For Allen, there was more and soon.
“My sister and brother-in-law’s wedding was July 5. I was in it,” he said. “That was down in Florida. I kind of threw a wrench in everything, and had this big sling and a nerve block.”
But they got through it. Then his rehab began and the Tigers were waiting.
“They wait until the day before the signing deadline to tell me they’re going to actually fulfill my draft and sign me,” Allen said. “I was injured and had no negotiating factors, no leverage to do anything. That was my first welcome to pro ball.”
After a few years with the Tigers and then the Marlins, he retired following spring training in 2019.

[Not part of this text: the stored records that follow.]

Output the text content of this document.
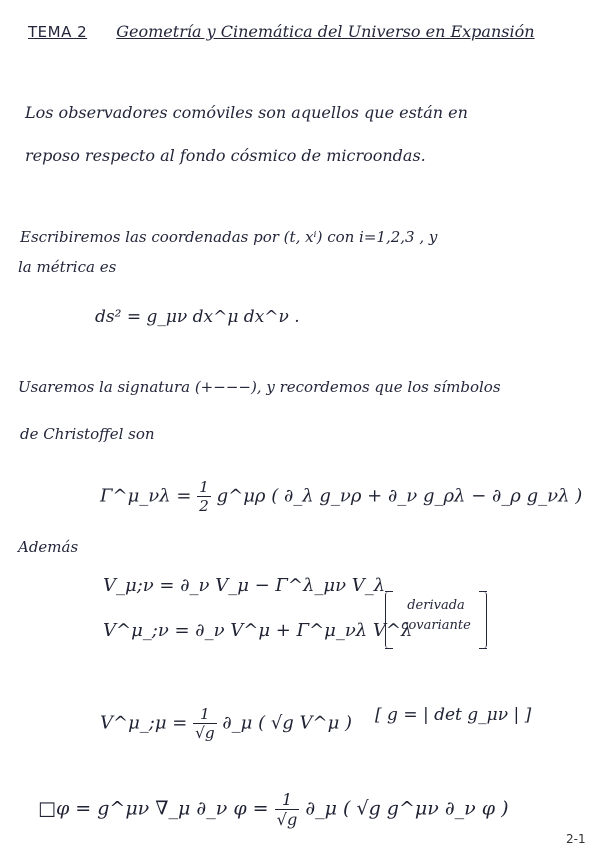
TEMA 2 Geometría y Cinemática del Universo en Expansión
Los observadores comóviles son aquellos que están en
reposo respecto al fondo cósmico de microondas.
Escribiremos las coordenadas por (t, xⁱ) con i=1,2,3 , y
la métrica es
ds² = g_μν dx^μ dx^ν .
Usaremos la signatura (+−−−), y recordemos que los símbolos
de Christoffel son
Γ^μ_νλ = $\frac{1}{2}$ g^μρ ( ∂_λ g_νρ + ∂_ν g_ρλ − ∂_ρ g_νλ )
Además
V_μ;ν = ∂_ν V_μ − Γ^λ_μν V_λ
V^μ_;ν = ∂_ν V^μ + Γ^μ_νλ V^λ
derivada
covariante
V^μ_;μ = $\frac{1}{√g}$ ∂_μ ( √g V^μ ) [ g = | det g_μν | ]
□φ = g^μν ∇_μ ∂_ν $\varphi = \frac{1}{√g}$ ∂_μ ( √g g^μν ∂_ν φ )
2-1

“(The Marlins) called me in and said they had a spot in High A and not Double-A,” he said. “At that point, being 27, I didn’t want to go back to High A. I’d been there for so long and played numerous seasons there. I was at peace. I wanted to be the one who made that call. They were great and open and honest with me. They mentioned me getting into coaching, and if I wanted to they would help me out. I love baseball, and if I ever did coach, it would be the college level. I just had so much fun.”
Allen had been a member of the Orlando Scorpions baseball program that has sent so many players to Ole Miss. Casey Mulholland was an early one, along with Allen and Anderson. Then came guys like Orvis, Auston Bousfield, and J.B. Woodman, among others.

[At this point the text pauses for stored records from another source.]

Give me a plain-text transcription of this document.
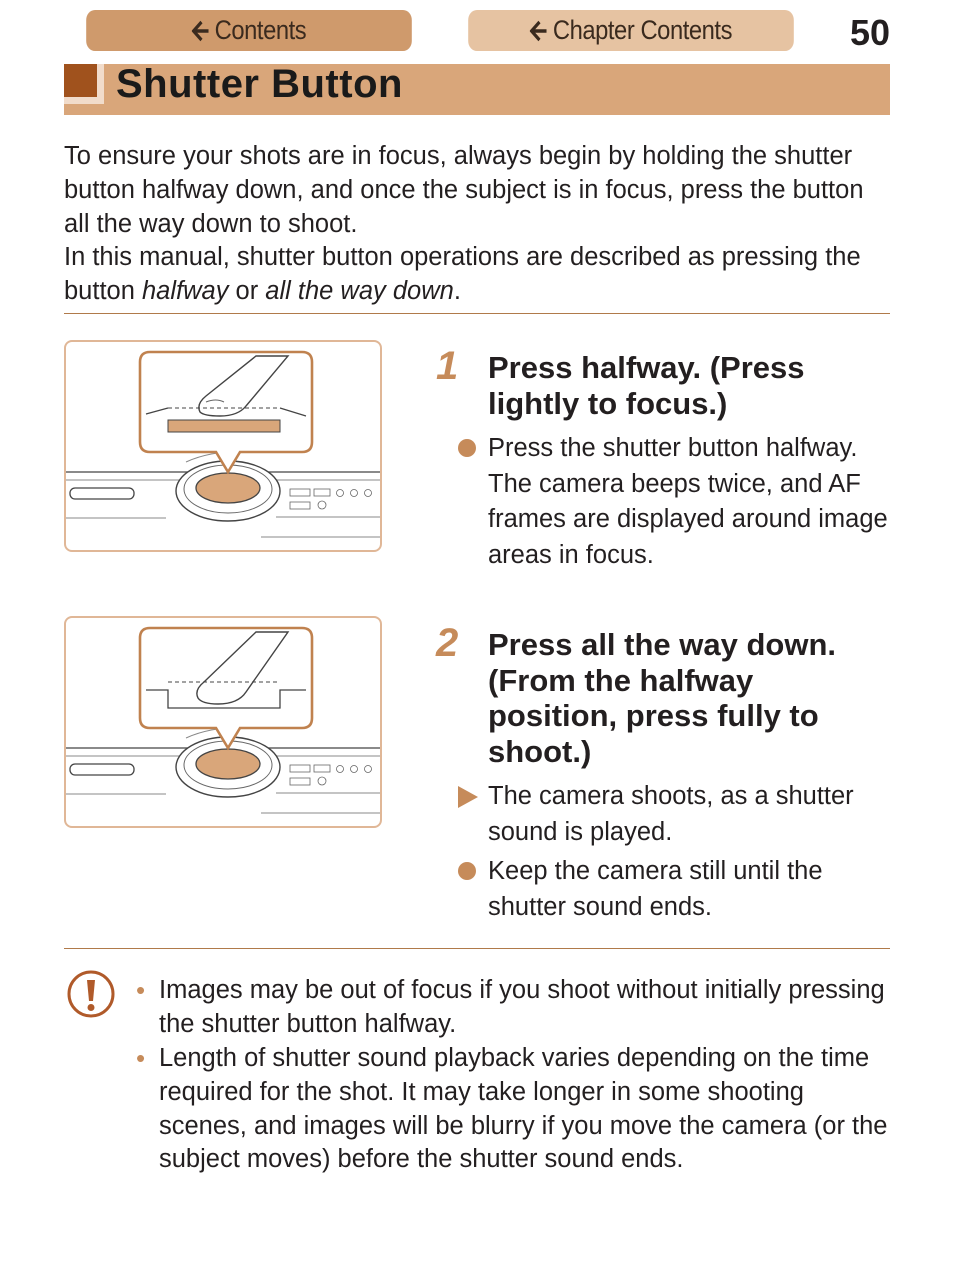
Contents	Chapter Contents	50
Shutter Button

To ensure your shots are in focus, always begin by holding the shutter button halfway down, and once the subject is in focus, press the button all the way down to shoot.

In this manual, shutter button operations are described as pressing the button halfway or all the way down.

1 Press halfway. (Press lightly to focus.)
Press the shutter button halfway. The camera beeps twice, and AF frames are displayed around image areas in focus.
2 Press all the way down. (From the halfway position, press fully to shoot.)
The camera shoots, as a shutter sound is played.
Keep the camera still until the shutter sound ends.
• Images may be out of focus if you shoot without initially pressing the shutter button halfway.
• Length of shutter sound playback varies depending on the time required for the shot. It may take longer in some shooting scenes, and images will be blurry if you move the camera (or the subject moves) before the shutter sound ends.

“I’m proud that so many of us were able to play for Ole Miss,” said Allen, who finished runner-up in the 2014 race for the Johnny Bench Award, which goes to the nation’s best college catcher and now goes by the name Buster Posey Award.
Allen and his wife, Alex, were married in Oxford in November 2018. They live in Gainesville, Fla, his hometown.
“I’m actually with a distributorship that distributes Arthrex, which is a company that is globally known in sports medicine,” Allen said of the orthopedics surgical supply company he works for. “Dr. James Andrews, who did my surgery, uses a lot of our products. Now being a medical device sales rep that I actually have anchors in my shoulder, it’s kind of funny, and it allows me to bring up topics to surgeons. We do a lot with the University of Florida here and their doctors and athletes. I obviously had my share of injuries, and that relates to what I’m doing now.”
So back to the collision in game two at Lafayette that changed things, Allen recalls some of the Ragin’ Cajun fans getting on him pretty good about dropping the ball and not tagging the runner out. Remember, it was the crash that severely injured his throwing shoulder.
Allen prefers to recall a moment the next night that those ULL fans did not like so much.
“We led 5-3 in the bottom of the seventh with two outs,” he said. “They had guys on first and second. Seth Harrison doubled down the line, and one run scored. But the second guy did not score. The relay from Braxton (Lee) to Errol (Robinson) to me, and we got him. We kept the lead. I’ve always loved that play.”
There was a bit of irony there, too. Seth Harrison was the player who had scored the previous night in “the crash.”